Die zentrale Figur des Romans ist die Großmutter Thekla. Ihre Enkelin Juni bleibt eher blass, noch mehr aber Lilla, die Vertreterin der Zwischengeneration: eine Frau, die sich weder mit ihrer Mutter noch mit ihrer Tochter versteht und zur Alkoholikerin wird. Offensichtlich wurden die traumatisierenden Erlebnisse der Großmutter unreflektiert an die Tochter und wiederum an die Enkelin weitergegeben („transgenerationale Traumaweitergabe“). Zwischen Enkelin und Großmutter bestehen viele Parallelen, die sich nicht nur in biografischen Details zeigen (z. B. ungeklärter Vaterschaft), sondern sinnfällig werden in der Reise der Enkelin zu den Lebensorten der Großmutter und Zeitzeugen.

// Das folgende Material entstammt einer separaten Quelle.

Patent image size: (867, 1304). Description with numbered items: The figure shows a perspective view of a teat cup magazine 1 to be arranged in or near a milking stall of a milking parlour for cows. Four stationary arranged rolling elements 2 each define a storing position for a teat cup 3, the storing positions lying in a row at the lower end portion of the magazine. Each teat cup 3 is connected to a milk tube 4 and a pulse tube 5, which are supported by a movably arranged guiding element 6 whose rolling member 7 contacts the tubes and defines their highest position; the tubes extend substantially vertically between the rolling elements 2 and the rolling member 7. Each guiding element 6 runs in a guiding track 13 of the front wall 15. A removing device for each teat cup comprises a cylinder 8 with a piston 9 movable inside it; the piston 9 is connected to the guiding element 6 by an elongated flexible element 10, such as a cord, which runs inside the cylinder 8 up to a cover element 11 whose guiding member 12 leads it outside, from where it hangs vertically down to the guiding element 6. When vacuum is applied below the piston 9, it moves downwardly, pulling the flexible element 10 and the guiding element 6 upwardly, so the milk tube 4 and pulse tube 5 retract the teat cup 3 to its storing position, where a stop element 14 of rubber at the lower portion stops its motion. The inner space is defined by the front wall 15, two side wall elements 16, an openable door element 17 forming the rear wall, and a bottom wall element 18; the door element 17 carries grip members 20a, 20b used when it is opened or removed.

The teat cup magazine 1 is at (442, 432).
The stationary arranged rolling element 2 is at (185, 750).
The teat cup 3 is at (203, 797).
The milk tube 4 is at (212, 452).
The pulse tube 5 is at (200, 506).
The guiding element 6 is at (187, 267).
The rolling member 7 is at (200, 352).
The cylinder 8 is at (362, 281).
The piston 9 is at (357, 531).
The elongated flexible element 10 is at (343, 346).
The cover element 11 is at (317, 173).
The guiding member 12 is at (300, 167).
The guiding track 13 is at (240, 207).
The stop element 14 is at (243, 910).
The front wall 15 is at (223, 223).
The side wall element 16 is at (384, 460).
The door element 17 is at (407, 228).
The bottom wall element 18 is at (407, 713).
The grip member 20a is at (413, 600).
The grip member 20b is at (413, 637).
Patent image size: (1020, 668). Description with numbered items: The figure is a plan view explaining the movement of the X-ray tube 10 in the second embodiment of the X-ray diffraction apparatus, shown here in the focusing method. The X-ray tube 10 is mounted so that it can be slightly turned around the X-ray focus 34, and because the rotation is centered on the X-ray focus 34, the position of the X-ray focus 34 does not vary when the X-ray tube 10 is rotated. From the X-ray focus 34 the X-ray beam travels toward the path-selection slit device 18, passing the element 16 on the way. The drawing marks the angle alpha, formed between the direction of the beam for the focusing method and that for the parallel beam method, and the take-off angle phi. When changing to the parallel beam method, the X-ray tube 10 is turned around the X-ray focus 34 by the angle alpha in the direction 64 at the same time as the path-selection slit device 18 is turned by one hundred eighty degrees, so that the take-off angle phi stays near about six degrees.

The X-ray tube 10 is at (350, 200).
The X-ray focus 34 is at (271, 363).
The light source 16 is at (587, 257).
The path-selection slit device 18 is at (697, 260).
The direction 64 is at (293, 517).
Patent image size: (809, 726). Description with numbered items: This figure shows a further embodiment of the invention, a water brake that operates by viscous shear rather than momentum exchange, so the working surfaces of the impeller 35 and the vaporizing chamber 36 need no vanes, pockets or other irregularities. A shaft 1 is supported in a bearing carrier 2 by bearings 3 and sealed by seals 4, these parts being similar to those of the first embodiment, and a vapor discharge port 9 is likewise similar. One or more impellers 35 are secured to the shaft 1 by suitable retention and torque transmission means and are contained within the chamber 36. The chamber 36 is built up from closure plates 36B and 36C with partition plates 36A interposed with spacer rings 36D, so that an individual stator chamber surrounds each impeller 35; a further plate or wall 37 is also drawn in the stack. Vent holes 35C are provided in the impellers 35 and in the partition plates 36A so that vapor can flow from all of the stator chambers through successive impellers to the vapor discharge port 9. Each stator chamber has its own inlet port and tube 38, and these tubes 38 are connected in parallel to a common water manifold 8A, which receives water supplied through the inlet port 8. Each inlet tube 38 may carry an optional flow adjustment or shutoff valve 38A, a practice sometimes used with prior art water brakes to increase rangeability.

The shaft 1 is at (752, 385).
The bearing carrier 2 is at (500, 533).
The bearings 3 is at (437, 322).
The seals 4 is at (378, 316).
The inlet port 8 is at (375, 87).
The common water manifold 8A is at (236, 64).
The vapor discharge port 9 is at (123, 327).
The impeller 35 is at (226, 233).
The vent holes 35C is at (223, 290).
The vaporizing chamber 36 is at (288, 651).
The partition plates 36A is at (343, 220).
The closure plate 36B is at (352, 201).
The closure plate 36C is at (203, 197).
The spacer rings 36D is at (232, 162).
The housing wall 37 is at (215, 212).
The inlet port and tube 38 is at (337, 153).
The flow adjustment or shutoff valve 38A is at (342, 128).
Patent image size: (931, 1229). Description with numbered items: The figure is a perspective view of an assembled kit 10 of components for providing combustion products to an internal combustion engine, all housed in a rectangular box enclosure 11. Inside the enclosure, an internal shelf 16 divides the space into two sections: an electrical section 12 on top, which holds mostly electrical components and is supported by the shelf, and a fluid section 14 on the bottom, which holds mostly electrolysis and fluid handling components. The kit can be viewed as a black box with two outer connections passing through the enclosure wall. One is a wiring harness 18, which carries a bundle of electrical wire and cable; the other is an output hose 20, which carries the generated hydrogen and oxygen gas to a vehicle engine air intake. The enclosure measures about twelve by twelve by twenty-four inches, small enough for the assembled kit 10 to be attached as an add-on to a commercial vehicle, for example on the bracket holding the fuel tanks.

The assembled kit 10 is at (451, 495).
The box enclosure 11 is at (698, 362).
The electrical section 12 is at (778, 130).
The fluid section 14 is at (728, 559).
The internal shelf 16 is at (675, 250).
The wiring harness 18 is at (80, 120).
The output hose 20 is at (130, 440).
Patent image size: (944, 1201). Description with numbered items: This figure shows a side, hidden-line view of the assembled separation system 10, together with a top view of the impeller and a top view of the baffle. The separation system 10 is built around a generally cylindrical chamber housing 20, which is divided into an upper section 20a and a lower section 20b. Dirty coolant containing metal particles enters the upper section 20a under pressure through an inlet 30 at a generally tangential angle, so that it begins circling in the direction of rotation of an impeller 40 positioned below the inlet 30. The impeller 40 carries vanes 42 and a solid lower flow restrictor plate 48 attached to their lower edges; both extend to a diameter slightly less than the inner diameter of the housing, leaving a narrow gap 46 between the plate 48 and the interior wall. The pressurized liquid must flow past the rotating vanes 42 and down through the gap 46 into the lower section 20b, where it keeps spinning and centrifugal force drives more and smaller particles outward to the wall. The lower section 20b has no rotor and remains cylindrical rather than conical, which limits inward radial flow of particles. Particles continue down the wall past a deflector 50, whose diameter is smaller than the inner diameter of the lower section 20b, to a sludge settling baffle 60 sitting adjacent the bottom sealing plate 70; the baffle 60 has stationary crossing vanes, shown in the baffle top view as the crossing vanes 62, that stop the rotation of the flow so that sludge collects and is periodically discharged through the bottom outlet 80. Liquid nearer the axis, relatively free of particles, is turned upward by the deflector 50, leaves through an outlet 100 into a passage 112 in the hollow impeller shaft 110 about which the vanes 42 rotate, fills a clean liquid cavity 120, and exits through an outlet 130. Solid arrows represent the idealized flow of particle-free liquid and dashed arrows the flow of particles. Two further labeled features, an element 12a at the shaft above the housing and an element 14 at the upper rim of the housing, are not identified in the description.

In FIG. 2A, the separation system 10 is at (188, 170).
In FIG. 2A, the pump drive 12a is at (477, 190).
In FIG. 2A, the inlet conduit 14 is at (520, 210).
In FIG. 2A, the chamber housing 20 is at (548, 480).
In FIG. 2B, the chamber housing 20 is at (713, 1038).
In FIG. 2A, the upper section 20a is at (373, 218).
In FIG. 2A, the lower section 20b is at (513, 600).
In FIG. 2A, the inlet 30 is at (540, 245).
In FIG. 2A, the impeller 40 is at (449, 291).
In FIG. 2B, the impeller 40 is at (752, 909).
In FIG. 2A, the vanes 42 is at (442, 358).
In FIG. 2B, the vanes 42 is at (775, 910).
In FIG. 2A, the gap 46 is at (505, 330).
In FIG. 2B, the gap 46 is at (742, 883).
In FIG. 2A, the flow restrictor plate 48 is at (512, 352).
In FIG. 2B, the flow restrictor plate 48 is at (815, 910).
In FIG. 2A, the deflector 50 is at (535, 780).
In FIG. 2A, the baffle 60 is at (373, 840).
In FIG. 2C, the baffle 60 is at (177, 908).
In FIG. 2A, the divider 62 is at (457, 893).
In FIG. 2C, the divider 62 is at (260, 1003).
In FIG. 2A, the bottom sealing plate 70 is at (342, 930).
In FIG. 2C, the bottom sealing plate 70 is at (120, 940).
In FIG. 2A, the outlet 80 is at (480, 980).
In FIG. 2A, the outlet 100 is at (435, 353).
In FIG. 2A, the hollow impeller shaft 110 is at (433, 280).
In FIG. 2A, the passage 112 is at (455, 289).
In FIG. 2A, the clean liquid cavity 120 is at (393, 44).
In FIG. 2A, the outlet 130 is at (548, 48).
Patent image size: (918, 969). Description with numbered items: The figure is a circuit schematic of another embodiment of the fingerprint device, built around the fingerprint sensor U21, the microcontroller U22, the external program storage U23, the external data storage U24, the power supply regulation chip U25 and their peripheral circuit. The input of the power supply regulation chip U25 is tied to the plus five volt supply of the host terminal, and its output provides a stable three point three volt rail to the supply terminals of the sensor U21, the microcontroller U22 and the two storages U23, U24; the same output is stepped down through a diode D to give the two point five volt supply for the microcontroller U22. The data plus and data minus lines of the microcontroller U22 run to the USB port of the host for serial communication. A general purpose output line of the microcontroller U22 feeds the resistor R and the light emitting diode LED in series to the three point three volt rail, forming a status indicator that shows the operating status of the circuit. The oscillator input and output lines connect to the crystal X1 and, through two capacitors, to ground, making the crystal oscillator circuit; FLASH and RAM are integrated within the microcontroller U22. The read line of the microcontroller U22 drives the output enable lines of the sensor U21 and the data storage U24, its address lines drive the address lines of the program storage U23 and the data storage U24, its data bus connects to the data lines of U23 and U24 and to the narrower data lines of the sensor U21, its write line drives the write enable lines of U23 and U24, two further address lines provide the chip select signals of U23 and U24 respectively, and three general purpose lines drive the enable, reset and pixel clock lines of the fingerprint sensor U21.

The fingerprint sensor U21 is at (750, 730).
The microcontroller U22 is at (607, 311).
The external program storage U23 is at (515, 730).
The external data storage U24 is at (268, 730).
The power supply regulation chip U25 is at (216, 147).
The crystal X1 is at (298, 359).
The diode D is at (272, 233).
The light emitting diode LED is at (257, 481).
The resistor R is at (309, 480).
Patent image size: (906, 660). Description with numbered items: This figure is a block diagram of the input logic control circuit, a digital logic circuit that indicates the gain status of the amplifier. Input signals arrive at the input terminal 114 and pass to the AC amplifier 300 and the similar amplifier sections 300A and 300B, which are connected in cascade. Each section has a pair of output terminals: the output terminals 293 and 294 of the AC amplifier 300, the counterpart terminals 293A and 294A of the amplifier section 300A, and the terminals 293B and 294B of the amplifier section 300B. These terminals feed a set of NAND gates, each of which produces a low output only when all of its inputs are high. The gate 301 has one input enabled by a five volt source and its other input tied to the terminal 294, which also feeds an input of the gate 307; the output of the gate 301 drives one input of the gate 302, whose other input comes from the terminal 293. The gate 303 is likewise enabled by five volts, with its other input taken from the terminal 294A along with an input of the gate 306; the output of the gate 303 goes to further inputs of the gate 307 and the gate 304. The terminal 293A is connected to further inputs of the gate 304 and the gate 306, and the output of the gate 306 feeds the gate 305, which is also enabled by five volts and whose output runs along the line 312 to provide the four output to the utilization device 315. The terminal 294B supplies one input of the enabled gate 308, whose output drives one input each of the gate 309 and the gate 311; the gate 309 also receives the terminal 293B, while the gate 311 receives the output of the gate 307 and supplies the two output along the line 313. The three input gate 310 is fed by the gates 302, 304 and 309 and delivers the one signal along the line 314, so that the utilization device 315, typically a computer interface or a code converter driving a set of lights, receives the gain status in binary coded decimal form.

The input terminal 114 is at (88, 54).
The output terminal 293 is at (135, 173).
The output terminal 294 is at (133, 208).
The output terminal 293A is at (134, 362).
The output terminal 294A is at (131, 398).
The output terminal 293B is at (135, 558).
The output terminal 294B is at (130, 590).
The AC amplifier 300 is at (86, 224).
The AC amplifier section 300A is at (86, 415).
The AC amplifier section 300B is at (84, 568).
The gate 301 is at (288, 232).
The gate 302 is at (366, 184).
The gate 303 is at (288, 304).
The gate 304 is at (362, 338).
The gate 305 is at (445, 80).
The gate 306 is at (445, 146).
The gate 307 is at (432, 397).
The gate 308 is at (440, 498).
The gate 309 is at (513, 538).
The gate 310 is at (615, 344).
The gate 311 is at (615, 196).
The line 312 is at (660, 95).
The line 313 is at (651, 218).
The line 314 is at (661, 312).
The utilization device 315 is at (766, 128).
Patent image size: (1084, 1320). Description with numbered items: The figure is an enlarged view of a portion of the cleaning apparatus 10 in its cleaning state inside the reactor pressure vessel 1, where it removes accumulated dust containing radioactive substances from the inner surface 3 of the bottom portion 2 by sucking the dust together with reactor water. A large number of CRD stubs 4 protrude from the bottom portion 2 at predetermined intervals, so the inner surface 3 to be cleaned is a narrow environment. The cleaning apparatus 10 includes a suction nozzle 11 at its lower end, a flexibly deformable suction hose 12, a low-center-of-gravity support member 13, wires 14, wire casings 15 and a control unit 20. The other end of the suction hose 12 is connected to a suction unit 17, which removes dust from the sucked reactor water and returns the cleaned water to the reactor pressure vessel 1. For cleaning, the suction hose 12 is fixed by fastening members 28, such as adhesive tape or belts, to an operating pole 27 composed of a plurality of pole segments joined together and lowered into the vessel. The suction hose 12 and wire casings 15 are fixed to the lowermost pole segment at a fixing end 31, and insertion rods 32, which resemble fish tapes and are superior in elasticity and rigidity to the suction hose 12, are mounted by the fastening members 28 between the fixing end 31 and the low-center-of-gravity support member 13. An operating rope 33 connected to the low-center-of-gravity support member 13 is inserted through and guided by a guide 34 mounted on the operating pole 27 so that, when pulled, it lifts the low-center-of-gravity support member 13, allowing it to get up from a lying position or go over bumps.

Die Autorin hat gründlich recherchiert, das muss man ihr lassen. Die Vermittlung der historischen Wirklichkeit gelingt ihr aber weniger durch die Handlung als durch belehrende Gespräche: der Bürgermeister, der neue Freund und Nachbar, der zufällig Historiker ist und der wiederum einen kundigen Freund hat. Etwas mehr „show not tell“ hätte dem Roman Lebendigkeit verliehen! Die Situation der Bevölkerung im hungernden Berlin wird zwar in eindringlichen Bildern vermittelt, aber z. B. das tagelange Herumirren Theklas und erst recht der Besuch einer Entnazifizierungsverhandlung wirken aufgesetzt und unmotiviert.
Der Schluss wirkt sehr enttäuschend: plötzlich ist er da, und der Roman rutscht ins Triviale eines Liebesromans ab. Leider.
Fazit: ein wichtiges Thema, aber erzählerische Schwachpunkte.